The stranger went to the hotel, around it to the stable, and led out his horse. Saddling hurriedly, he led it away, mounted and rode carelessly toward the ridge road. He had not gone far along the latter when a horseman pushed up out of a gully below the thoroughfare and joined him.

"Well, what's on yore mind?" asked the coroner.

"Did th' sheriff find out anythin' in Franklin?" asked the stranger.

"Nothin' that he said anythin' about," answered the coroner. "He follered th' tracks of a broken hoss-shoe almost into town, an' lost 'em in th' heavier travel."

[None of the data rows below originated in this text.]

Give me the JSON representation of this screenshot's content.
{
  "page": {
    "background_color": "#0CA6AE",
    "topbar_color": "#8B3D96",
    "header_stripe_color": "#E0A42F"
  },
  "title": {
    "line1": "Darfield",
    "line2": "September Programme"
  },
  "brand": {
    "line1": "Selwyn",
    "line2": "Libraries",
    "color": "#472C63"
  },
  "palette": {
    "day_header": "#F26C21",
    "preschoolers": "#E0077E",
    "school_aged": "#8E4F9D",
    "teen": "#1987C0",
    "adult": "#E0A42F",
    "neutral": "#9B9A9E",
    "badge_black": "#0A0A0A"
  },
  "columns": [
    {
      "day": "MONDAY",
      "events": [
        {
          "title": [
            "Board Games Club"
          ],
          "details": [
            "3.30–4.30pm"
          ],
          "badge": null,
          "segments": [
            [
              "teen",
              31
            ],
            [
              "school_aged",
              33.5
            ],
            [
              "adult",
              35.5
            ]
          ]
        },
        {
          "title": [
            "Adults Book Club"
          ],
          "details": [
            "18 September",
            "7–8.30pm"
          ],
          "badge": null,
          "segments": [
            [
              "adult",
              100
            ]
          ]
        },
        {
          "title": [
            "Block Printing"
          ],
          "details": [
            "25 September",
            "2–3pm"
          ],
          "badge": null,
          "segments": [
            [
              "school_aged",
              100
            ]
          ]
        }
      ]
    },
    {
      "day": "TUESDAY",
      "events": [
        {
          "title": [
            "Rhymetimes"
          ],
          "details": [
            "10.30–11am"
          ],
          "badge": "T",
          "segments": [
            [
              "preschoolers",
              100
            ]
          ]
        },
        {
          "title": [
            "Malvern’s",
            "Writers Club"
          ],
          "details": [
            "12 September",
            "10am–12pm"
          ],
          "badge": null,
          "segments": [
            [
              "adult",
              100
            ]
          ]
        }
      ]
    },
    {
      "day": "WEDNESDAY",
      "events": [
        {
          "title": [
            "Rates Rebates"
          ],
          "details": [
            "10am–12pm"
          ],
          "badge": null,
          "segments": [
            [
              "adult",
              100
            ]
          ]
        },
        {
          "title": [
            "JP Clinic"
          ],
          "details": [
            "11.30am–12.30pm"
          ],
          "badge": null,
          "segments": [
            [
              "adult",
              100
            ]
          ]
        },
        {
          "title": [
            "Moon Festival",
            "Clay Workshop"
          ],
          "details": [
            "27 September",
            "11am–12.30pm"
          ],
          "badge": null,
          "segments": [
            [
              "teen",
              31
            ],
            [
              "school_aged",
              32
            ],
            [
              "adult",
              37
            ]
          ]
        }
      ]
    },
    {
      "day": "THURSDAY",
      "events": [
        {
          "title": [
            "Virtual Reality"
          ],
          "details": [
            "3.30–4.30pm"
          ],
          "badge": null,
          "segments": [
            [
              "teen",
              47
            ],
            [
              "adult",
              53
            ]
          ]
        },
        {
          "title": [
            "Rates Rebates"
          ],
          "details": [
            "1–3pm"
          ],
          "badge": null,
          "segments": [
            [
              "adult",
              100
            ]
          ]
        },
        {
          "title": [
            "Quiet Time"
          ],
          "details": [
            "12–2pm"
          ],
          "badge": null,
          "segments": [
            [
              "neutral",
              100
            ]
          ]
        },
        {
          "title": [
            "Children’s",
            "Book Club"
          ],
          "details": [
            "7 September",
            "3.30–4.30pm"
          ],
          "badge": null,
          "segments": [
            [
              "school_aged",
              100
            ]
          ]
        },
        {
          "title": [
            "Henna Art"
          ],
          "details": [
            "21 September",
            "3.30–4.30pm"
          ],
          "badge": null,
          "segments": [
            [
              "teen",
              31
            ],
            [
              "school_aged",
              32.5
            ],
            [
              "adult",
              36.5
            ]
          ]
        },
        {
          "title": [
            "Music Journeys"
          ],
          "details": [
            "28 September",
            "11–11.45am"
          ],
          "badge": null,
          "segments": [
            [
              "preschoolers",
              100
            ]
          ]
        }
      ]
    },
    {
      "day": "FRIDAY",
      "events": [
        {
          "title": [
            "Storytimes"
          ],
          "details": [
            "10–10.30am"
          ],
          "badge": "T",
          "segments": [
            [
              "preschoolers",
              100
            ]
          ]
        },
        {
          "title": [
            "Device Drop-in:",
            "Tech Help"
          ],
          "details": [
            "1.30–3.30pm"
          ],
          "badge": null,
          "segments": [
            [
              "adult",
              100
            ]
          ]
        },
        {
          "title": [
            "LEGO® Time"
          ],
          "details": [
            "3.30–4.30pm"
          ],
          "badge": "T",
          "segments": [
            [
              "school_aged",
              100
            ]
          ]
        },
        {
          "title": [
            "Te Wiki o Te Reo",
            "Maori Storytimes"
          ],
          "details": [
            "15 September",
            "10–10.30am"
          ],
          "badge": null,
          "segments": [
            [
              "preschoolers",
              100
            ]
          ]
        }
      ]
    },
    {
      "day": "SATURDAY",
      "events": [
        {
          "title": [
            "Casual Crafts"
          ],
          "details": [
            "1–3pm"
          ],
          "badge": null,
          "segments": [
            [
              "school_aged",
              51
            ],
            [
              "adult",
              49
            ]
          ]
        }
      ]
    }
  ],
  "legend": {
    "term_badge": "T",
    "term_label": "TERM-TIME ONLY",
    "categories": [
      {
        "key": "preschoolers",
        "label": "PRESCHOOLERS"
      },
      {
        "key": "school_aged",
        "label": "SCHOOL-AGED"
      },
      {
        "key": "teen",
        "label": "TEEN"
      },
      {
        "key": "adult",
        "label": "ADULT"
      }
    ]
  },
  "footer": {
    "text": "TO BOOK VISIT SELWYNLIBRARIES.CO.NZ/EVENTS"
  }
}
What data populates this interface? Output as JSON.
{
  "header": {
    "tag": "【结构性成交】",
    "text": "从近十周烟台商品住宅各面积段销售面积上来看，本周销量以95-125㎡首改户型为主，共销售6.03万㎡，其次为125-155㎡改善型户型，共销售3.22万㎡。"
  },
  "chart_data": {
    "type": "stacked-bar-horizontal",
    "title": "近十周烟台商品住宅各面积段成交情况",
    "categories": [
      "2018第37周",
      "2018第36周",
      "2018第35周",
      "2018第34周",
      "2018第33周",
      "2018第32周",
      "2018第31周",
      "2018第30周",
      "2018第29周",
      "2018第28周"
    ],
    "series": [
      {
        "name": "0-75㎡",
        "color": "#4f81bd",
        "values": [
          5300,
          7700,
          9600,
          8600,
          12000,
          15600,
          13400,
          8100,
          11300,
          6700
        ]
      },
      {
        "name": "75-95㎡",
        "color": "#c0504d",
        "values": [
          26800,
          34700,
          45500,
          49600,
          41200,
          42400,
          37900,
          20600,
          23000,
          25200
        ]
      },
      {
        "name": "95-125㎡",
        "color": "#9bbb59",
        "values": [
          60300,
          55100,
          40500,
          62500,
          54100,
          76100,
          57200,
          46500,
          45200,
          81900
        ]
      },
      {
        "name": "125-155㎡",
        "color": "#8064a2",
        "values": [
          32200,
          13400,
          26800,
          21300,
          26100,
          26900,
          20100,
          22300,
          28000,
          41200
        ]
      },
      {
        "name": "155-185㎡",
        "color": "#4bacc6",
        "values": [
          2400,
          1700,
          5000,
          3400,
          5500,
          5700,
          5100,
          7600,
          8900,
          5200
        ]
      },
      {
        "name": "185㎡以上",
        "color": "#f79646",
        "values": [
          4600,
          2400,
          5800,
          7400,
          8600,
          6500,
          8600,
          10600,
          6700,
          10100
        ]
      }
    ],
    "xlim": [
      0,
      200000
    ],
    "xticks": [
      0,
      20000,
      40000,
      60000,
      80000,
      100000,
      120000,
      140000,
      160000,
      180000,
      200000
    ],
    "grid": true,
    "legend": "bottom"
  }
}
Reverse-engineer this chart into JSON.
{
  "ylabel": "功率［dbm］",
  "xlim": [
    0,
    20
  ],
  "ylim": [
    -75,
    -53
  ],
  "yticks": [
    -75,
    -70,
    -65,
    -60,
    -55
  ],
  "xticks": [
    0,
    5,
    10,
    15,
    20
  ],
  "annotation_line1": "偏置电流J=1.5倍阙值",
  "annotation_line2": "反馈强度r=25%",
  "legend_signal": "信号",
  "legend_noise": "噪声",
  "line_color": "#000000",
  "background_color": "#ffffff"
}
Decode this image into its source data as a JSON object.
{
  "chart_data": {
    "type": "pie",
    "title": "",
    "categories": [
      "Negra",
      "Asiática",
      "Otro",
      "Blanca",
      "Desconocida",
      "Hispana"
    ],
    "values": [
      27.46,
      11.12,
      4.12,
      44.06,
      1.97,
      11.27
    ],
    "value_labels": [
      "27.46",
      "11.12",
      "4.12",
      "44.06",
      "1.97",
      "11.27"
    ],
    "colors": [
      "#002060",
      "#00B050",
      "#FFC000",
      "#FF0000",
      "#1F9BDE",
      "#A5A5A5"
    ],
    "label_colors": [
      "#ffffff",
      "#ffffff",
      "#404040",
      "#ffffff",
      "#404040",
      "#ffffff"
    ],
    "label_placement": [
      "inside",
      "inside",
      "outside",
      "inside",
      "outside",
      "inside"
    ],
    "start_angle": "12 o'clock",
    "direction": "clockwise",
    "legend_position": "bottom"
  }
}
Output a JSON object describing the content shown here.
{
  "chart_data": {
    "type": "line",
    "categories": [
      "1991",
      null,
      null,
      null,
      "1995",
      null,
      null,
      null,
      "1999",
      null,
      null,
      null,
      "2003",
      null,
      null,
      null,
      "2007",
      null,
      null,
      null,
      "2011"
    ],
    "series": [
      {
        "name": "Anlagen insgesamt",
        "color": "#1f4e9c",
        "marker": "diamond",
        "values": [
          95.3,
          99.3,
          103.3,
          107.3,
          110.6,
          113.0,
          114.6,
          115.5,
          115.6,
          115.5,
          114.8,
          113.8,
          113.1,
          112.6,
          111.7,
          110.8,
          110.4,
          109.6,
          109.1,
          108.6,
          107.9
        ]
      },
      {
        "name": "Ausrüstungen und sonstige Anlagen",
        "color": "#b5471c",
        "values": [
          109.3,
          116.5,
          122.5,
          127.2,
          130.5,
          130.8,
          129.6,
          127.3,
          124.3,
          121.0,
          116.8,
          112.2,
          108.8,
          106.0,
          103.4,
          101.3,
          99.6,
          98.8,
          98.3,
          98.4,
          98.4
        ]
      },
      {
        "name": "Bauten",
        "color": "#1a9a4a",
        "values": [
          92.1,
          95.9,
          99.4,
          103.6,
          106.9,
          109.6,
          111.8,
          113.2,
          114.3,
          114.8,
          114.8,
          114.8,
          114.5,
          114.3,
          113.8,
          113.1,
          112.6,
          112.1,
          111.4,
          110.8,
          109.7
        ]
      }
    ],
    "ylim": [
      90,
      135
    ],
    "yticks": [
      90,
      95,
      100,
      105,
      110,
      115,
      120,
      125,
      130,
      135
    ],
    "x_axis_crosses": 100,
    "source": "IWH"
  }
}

"They went into Franklin, but they didn't come out again," said the stranger. "I reckon that hoss-shoe can be found in th' blacksmith shop. Th' killer had a brand-new shoe put on in Franklin—one new shoe. It was like swappin' a rattlesnake for a copperhead, but th' fool didn't realize it. He rode back home north of th' reg'lar trail. I know where he is, an' I know his name; an' if th' sheriff will do what I did, he can collect enough proof for a first-class hangin'. I don't want to be connected up with it. I'm goin' to have troubles enough of my own without bein' blamed for trackin' down Tobe's murderer. There's only one thing I haven't found out or tried to find out: th' reason why Tobe was killed. There must have been one. Th' sheriff, knowin' everybody in these parts, should be able to learn that without much trouble, once he gets his man behind bars."

"Stranger, just how are you interested in this mess, an' who are you?" asked the coroner with deep curiosity, thinking in terms of the great Cattlemen's Association.

"You can call me Mesquite," replied the stranger. "If you or th' sheriff want to know anythin' about me, an' have reasons for it, I can give you th' name of a sheriff up in Montana who can tell you. You wouldn't believe me if I told you, but you might believe him. Now, then: you say th' Lazy S has been slippin', an' you reckon that old woman is headed for th' poorhouse, to live on charity. I'm tellin' you that she ain't headed for there a-tall. Not if I can get me a job of punchin' on her ranch, she ain't. There's a lot of pole cats under this particular pile of brush, but if I'm let, I'll smoke 'em out, an' mebby it'll be with powder smoke. There's a lot of things I want to know, an' I reckon I'll have to prove myself to you an' th' sheriff if I get any help from you fellers. You or th' sheriff write to Hopalong Cassidy, Twin River, Montana. He's sheriff now, Buck Peters havin' quit th' job in favour of a better man. You ask him what you want to know about Mesquite Jenkins. I'll write a note to go with yore letter, tellin' him that it's all right for him to answer. Will you do it?"

"Right quick," answered the coroner. "Anythin' else you want me to tell th' sheriff?"

"Yes," answered Mesquite, and he told the coroner everything he had observed and heard and the conclusions he had drawn. He reached into his pocket and took out the second empty shell, the one he had scooped up from the desert, the one which had killed Tobe's horse.

"Give this to the sheriff, if he wants it," he said. "It's marked with three X's. Which way are you ridin' now?"

"Seein' that I know this section much better than you do, I'll circle around an' come into town another way. You strike right back th' way you came. Jenkins, you——"

"Don't call me that!" snapped Mesquite. "Family names can be traced too easy. Anybody might be called Mesquite. You call me that."

"Mesquite," said the coroner simply. "I like yore ways. After I hear from that Montana sheriff I'll mebby like 'em a whole lot better. If you can clear up that mess out at th' Lazy S, every decent man in this country will be yore friend. Shake!"

"Thanks. Good-night," said Mesquite, shaking hands. Then he whirled his horse and rode back the way he had come.